Agent Based Modeling of Complex Adaptive Systems: Our human society consists of many intertwined Large Scale Socio-Technical Systems (LSSTS), such as infrastructures, industrial networks, the financial systems etc. Environmental pressures created by these systems on Earth’s carrying capacity are leading to exhaustion of natural resources, loss of habitats and biodiversity, and are causing a resource and climate crisis. To avoid this sustainability crisis, we urgently need to transform our production and consumption patterns. LSSTS and the ecosystems that they are embedded in are known to be Complex Adaptive Systems (CAS). According to John Holland CAS are "...a dynamic network of many agents (which may represent cells, species, individuals, firms, nations) acting in parallel, constantly acting and reacting to what the other agents are doing. The overall behavior of the system is the result of a huge number of decisions made every moment" by many individual agents.” (Nikolic’s TU Delft website)

Norberg, Jon and Graeme Cumming, eds.
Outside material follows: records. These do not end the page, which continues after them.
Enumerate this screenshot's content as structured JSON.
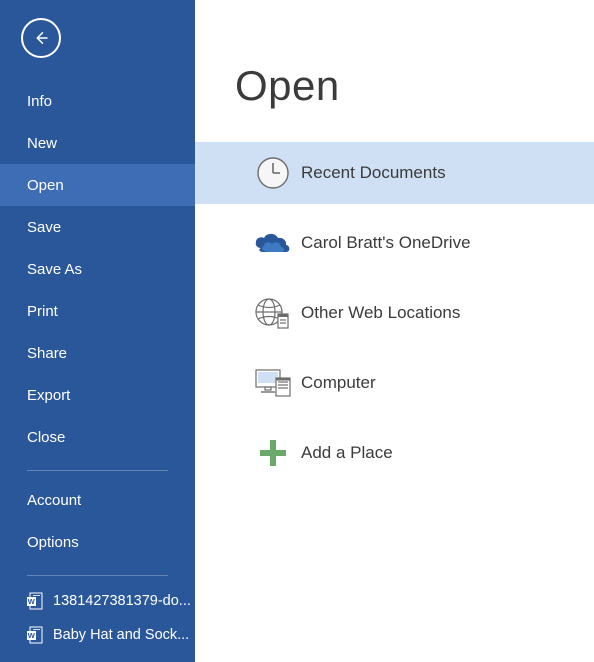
{
  "sidebar": {
    "items": [
      {
        "label": "Info",
        "selected": false
      },
      {
        "label": "New",
        "selected": false
      },
      {
        "label": "Open",
        "selected": true
      },
      {
        "label": "Save",
        "selected": false
      },
      {
        "label": "Save As",
        "selected": false
      },
      {
        "label": "Print",
        "selected": false
      },
      {
        "label": "Share",
        "selected": false
      },
      {
        "label": "Export",
        "selected": false
      },
      {
        "label": "Close",
        "selected": false
      }
    ],
    "footer": [
      {
        "label": "Account"
      },
      {
        "label": "Options"
      }
    ],
    "recent": [
      {
        "label": "1381427381379-do..."
      },
      {
        "label": "Baby Hat and Sock..."
      }
    ]
  },
  "main": {
    "title": "Open",
    "locations": [
      {
        "icon": "clock-icon",
        "label": "Recent Documents",
        "selected": true
      },
      {
        "icon": "onedrive-icon",
        "label": "Carol Bratt's OneDrive",
        "selected": false
      },
      {
        "icon": "globe-icon",
        "label": "Other Web Locations",
        "selected": false
      },
      {
        "icon": "computer-icon",
        "label": "Computer",
        "selected": false
      },
      {
        "icon": "plus-icon",
        "label": "Add a Place",
        "selected": false
      }
    ]
  }
}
Complexity Theory for a Sustainable Future. New York: Columbia University Press, 2008. A Stockholm University systems ecologist and University of Cape Town conservation biologist, inspired by the nonlinear thinking of C. S. Holling and Simon Levin, edit a collection that attempts to reevaluate ecosystem maintenance in terms of its intrinsic complex adaptive system attributes. By avail of this perspective, especial notice can be made of natural resilience, diversity, nested networks, information processes, structural modularity, and so on. As a result, insights may be further gained into a human social mindfulness of our environmental milieu. All this is fine, but the necessary step to connect and root such ubiquitous properties as a manifestation of an appropriately conducive genesis universe, to even ask the question, is not yet imagined.
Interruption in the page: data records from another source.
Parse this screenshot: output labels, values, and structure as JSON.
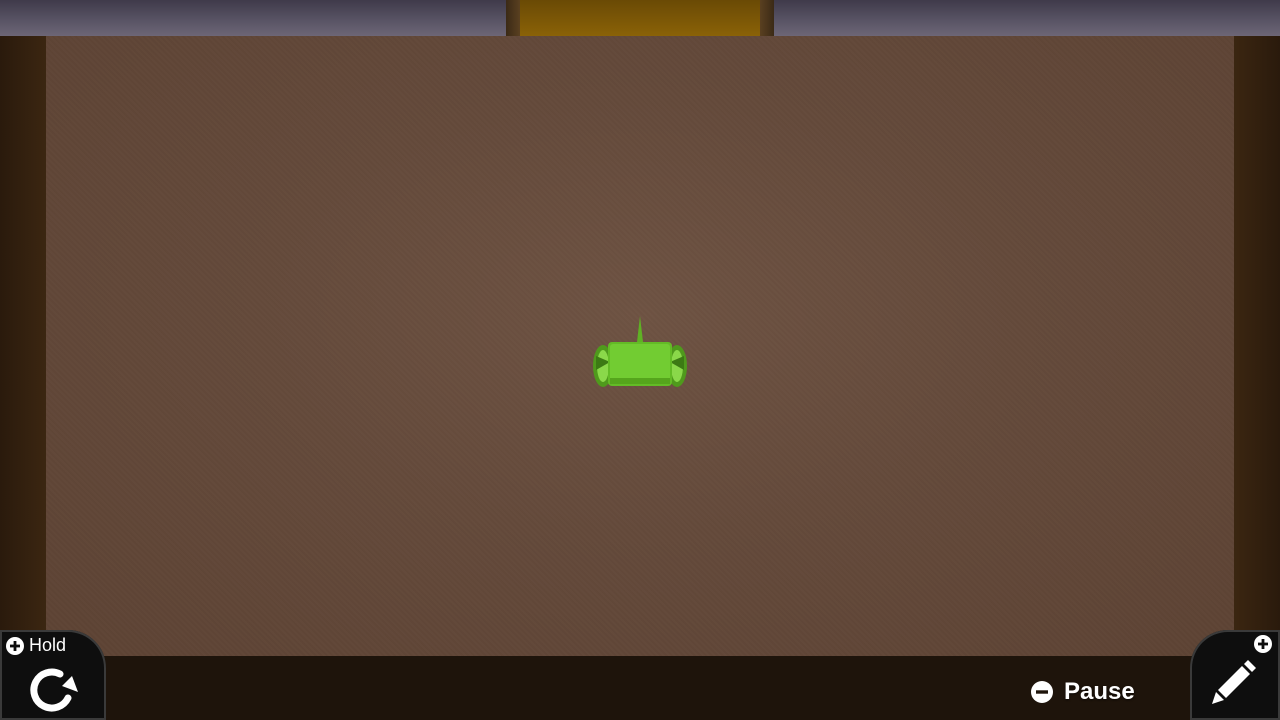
{
  "hud": {
    "hold": {
      "modifier_icon": "plus-circle-icon",
      "label": "Hold",
      "action_icon": "rotate-clockwise-icon"
    },
    "pause": {
      "modifier_icon": "minus-circle-icon",
      "label": "Pause"
    },
    "edit": {
      "modifier_icon": "plus-circle-icon",
      "action_icon": "pencil-icon"
    }
  },
  "scene": {
    "vehicle_color": "#6cc22a",
    "floor_color": "#644a3b",
    "gap_color": "#7a5606"
  }
}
Nordhaus, W. and E. Kikkelenberg, eds. Nature’s Numbers. Washington, DC: National Academy Press, 1999. To properly include the biospheric context, it is imperative to expand accounting beyond the Gross National Product to include environmental effects, resource depletion, pollution levels, and so on.

Norton, Bryan. Sustainability: A Philosophy of Adaptive Ecosystem Management. Chicago: University of Chicago Press, 2005. The Georgia Institute of Technology environmental philosopher writes a large, careful work on achieving an informed, agreed, non-invasive governance and facilitation of healthy human-earth viabilities. Much said about values – ethical, community, future generations – but the discussions proceed without guidance from an encompassing natural creation.

Orr, David. The Nature of Design. Oxford: Oxford University Press, 2002. A professor of Environmental Design at Oberlin College offers insights into a more humane, ecologically sane world aligned with a self-sustaining natural wisdom and how this approach can influence architecture and education. Orr often writes for the journal Conservation Biology.